Quest&Quest escape room (photo credit: ARI MARRACHE)
Quest&Quest escape room
(photo credit: ARI MARRACHE)
We searched frantically for clues and keys as the large 60-minute hourglass continued to drop its grains of sand, and our time was running out.
Our group of five spent a recent Friday afternoon locked inside an escape room, my first encounter with what appears to be an extremely popular real-life escape game. Originating in Silicon Valley in 2006, the escape room concept was created by a group of programmers, basing its mysteries and challenges on the novels of Agatha Christie. This real-life game soon became popular with tourists and locals alike and spread to Asia, the US, Canada and Europe. There are some 3,000 escape rooms around the world.
The idea is simple. Participants have one hour to collaborate in solving a series of physical, linguistic, numerical and logic-based riddles to find the key that will allow them to escape. Escape room addicts Sagi and Rada Rosenberg, co-owners of Quest&Quest, who experienced several escape rooms while on vacation in the US, felt that although there were already around 10 of these rooms in Tel Aviv, there was still space for another.

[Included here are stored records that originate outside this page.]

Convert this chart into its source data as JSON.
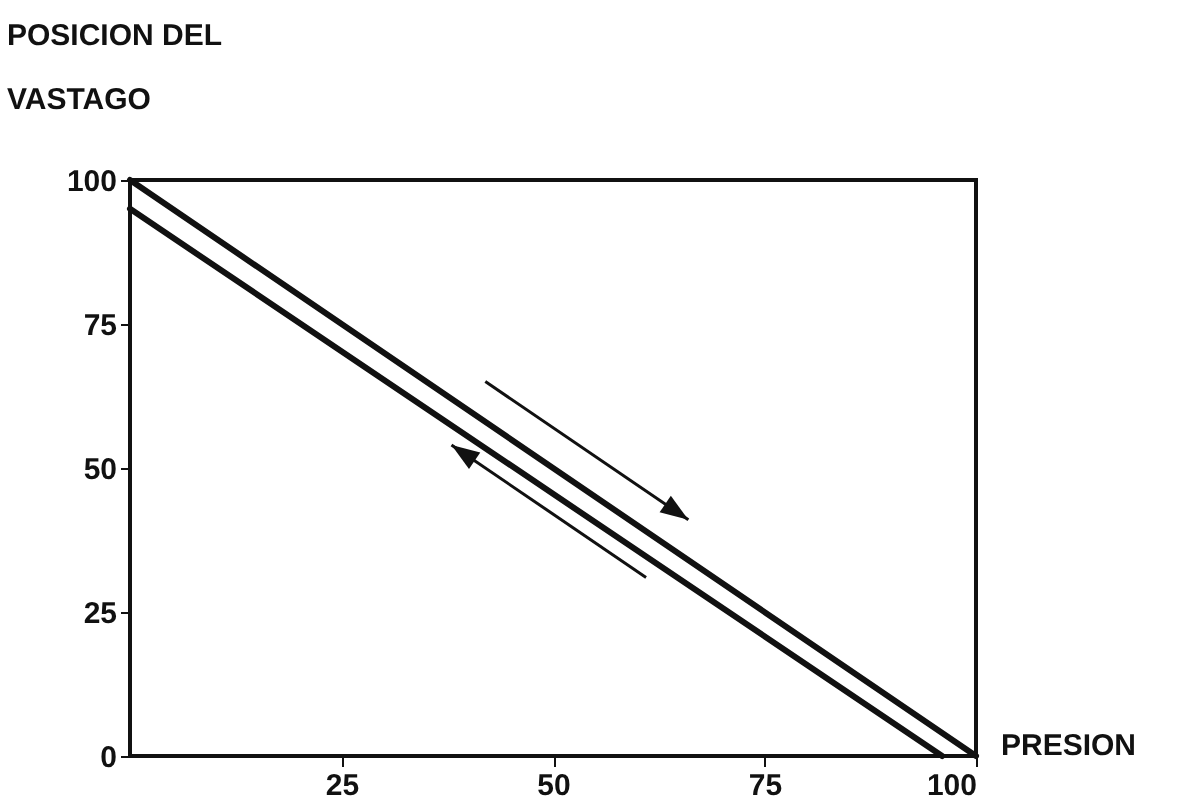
{
  "chart_data": {
    "type": "line",
    "ylabel": "POSICION DEL\nVASTAGO",
    "xlabel": "PRESION",
    "series": [
      {
        "color": "#111111",
        "x": [
          0,
          100
        ],
        "values": [
          100,
          0
        ]
      },
      {
        "color": "#111111",
        "x": [
          0,
          96
        ],
        "values": [
          95,
          0
        ]
      }
    ],
    "xlim": [
      0,
      100
    ],
    "ylim": [
      0,
      100
    ],
    "xticks": [
      25,
      50,
      75,
      100
    ],
    "yticks": [
      0,
      25,
      50,
      75,
      100
    ],
    "grid": false,
    "line_style": "solid",
    "marker": "none"
  }
}
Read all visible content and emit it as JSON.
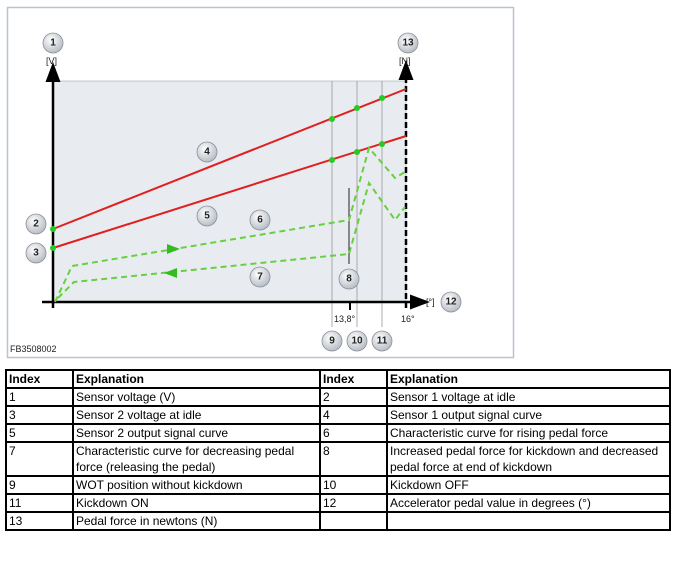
{
  "diagram": {
    "code": "FB3508002",
    "y_axis_unit": "[V]",
    "y2_axis_unit": "[N]",
    "x_axis_unit": "[°]",
    "x_ticks": [
      "13,8°",
      "16°"
    ],
    "badges": [
      "1",
      "2",
      "3",
      "4",
      "5",
      "6",
      "7",
      "8",
      "9",
      "10",
      "11",
      "12",
      "13"
    ],
    "colors": {
      "sensor_curve": "#e02020",
      "force_curve": "#5ccc3c",
      "point": "#22cc22",
      "plot_bg": "#e8ecf0"
    }
  },
  "table": {
    "headers": [
      "Index",
      "Explanation",
      "Index",
      "Explanation"
    ],
    "rows": [
      [
        "1",
        "Sensor voltage (V)",
        "2",
        "Sensor 1 voltage at idle"
      ],
      [
        "3",
        "Sensor 2 voltage at idle",
        "4",
        "Sensor 1 output signal curve"
      ],
      [
        "5",
        "Sensor 2 output signal curve",
        "6",
        "Characteristic curve for rising pedal force"
      ],
      [
        "7",
        "Characteristic curve for decreasing pedal force (releasing the pedal)",
        "8",
        "Increased pedal force for kickdown and decreased pedal force at end of kickdown"
      ],
      [
        "9",
        "WOT position without kickdown",
        "10",
        "Kickdown OFF"
      ],
      [
        "11",
        "Kickdown ON",
        "12",
        "Accelerator pedal value in degrees (°)"
      ],
      [
        "13",
        "Pedal force in newtons (N)",
        "",
        ""
      ]
    ]
  }
}
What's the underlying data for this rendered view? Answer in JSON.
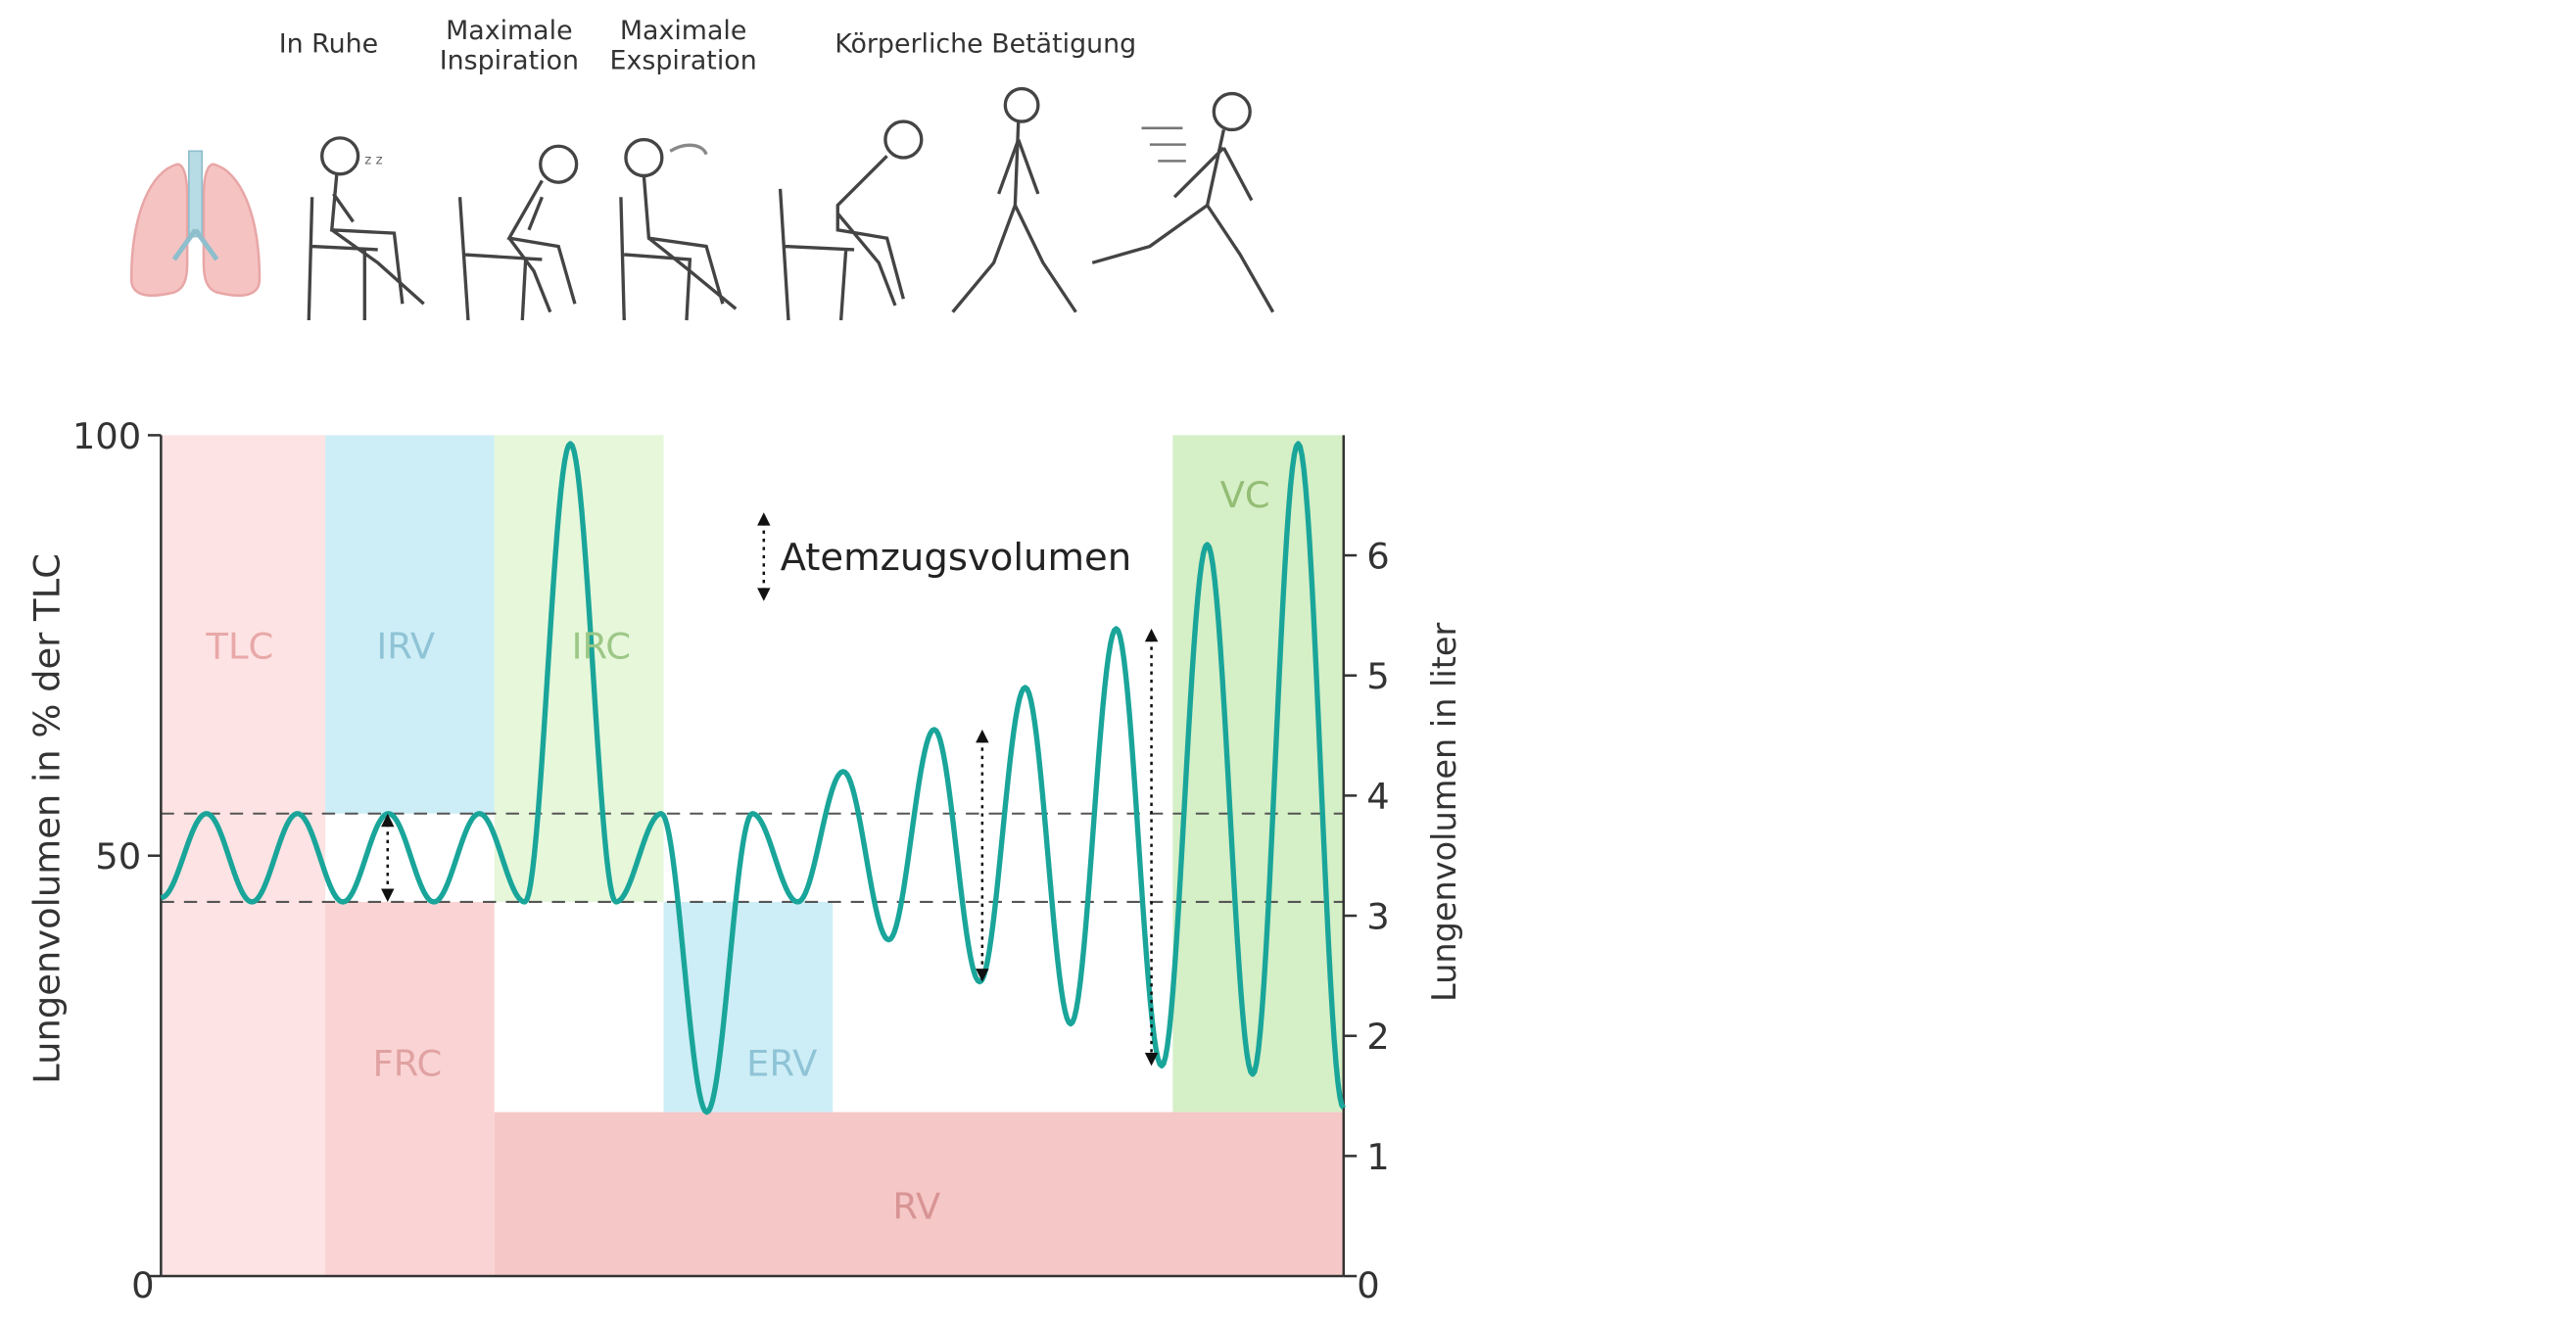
{
  "phases": {
    "rest": "In Ruhe",
    "max_insp": [
      "Maximale",
      "Inspiration"
    ],
    "max_exp": [
      "Maximale",
      "Exspiration"
    ],
    "exercise": "Körperliche Betätigung"
  },
  "chart_data": {
    "type": "line",
    "y_left": {
      "label": "Lungenvolumen in % der TLC",
      "ticks": [
        "100",
        "50",
        "0"
      ],
      "range": [
        0,
        100
      ]
    },
    "y_right": {
      "label": "Lungenvolumen in liter",
      "ticks": [
        "6",
        "5",
        "4",
        "3",
        "2",
        "1",
        "0"
      ],
      "range": [
        0,
        7
      ]
    },
    "regions": [
      {
        "label": "TLC",
        "color": "#fde3e3",
        "text_color": "#e8a8a8"
      },
      {
        "label": "IRV",
        "color": "#cdeef6",
        "text_color": "#8fc3d6"
      },
      {
        "label": "IRC",
        "color": "#e6f7da",
        "text_color": "#9cc786"
      },
      {
        "label": "FRC",
        "color": "#fad4d4",
        "text_color": "#e0a2a2"
      },
      {
        "label": "ERV",
        "color": "#cdeef6",
        "text_color": "#8fc3d6"
      },
      {
        "label": "RV",
        "color": "#f6c7c7",
        "text_color": "#d89494"
      },
      {
        "label": "VC",
        "color": "#d5efc6",
        "text_color": "#93bd74"
      }
    ],
    "legend": "Atemzugsvolumen",
    "dashed_levels_pct": [
      55,
      44.5
    ],
    "rv_level_pct": 19.5,
    "line_color": "#1aa59a",
    "breathing_trace": [
      [
        0,
        45
      ],
      [
        5,
        55
      ],
      [
        10,
        44.5
      ],
      [
        15,
        55
      ],
      [
        20,
        44.5
      ],
      [
        25,
        55
      ],
      [
        30,
        44.5
      ],
      [
        35,
        55
      ],
      [
        40,
        44.5
      ],
      [
        45,
        99
      ],
      [
        50,
        44.5
      ],
      [
        55,
        55
      ],
      [
        60,
        19.5
      ],
      [
        65,
        55
      ],
      [
        70,
        44.5
      ],
      [
        75,
        60
      ],
      [
        80,
        40
      ],
      [
        85,
        65
      ],
      [
        90,
        35
      ],
      [
        95,
        70
      ],
      [
        100,
        30
      ],
      [
        105,
        77
      ],
      [
        110,
        25
      ],
      [
        115,
        87
      ],
      [
        120,
        24
      ],
      [
        125,
        99
      ],
      [
        130,
        20
      ]
    ]
  }
}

In 2014 they teamed up with friend and fellow escape room junkie Michael Artiomov, and after six months of planning, building and designing, they opened their own in May of this year. The three developed complex flow charts for the more than 20 friends and family members who tested the room over and over again to make sure it was just right.
Located, as it is, on the third floor of a plain-looking old building, the special entertainment found inside cannot be guessed at from the street. In the mere three months since it opened, Quest&Quest is already fully booked on weekends and hosts an average of nine games a day on weekdays.
This charming escape room is suitable for anyone over the age of six, although children under 14 must be accompanied by an adult. Sagi pointed out that a recent player was in his late 70s. No two escape rooms are alike, and that is what is outstanding about this concept: it deals with social challenge.
“People want something that is different from the typical bar-and- party social gathering; people want to be challenged. When people leave Quest&Quest, they are excited and very often become addicted and go on to try many different quests,” Sagi told Metro .
The adrenalin rush that results from completing an escape-room challenge causes all worries and real-life issues to disappear, as you become totally immersed in the experience and focused on solving the puzzles and riddles to carry out the escape.
The good thing about going in a group is that when you start to feel like giving up on a puzzle, someone else can come over with new energy and solve it.
Before we were allowed into the room itself, we were admitted into the waiting room, where we had to lock our cellphones in a wooden chest, and were handed a manual containing the rules of the game.
All in all, this is a great activity for friends, couples, families, fellow workers – in short, for pretty much anyone. It encourages cooperation and problem-solving, which I find welcome, considering that today everything can be Googled and solved online.
The staff was friendly and the waiting room clean and minimalistic, with only a few brain games on the table to get your noodle going. The escape room itself was not at all claustrophobic – something I was concerned about – and the around 12 puzzles and riddles were neither too easy nor too hard.
Quest&Quest is working on adding another escape room to their 25 Menachem Begin Street location.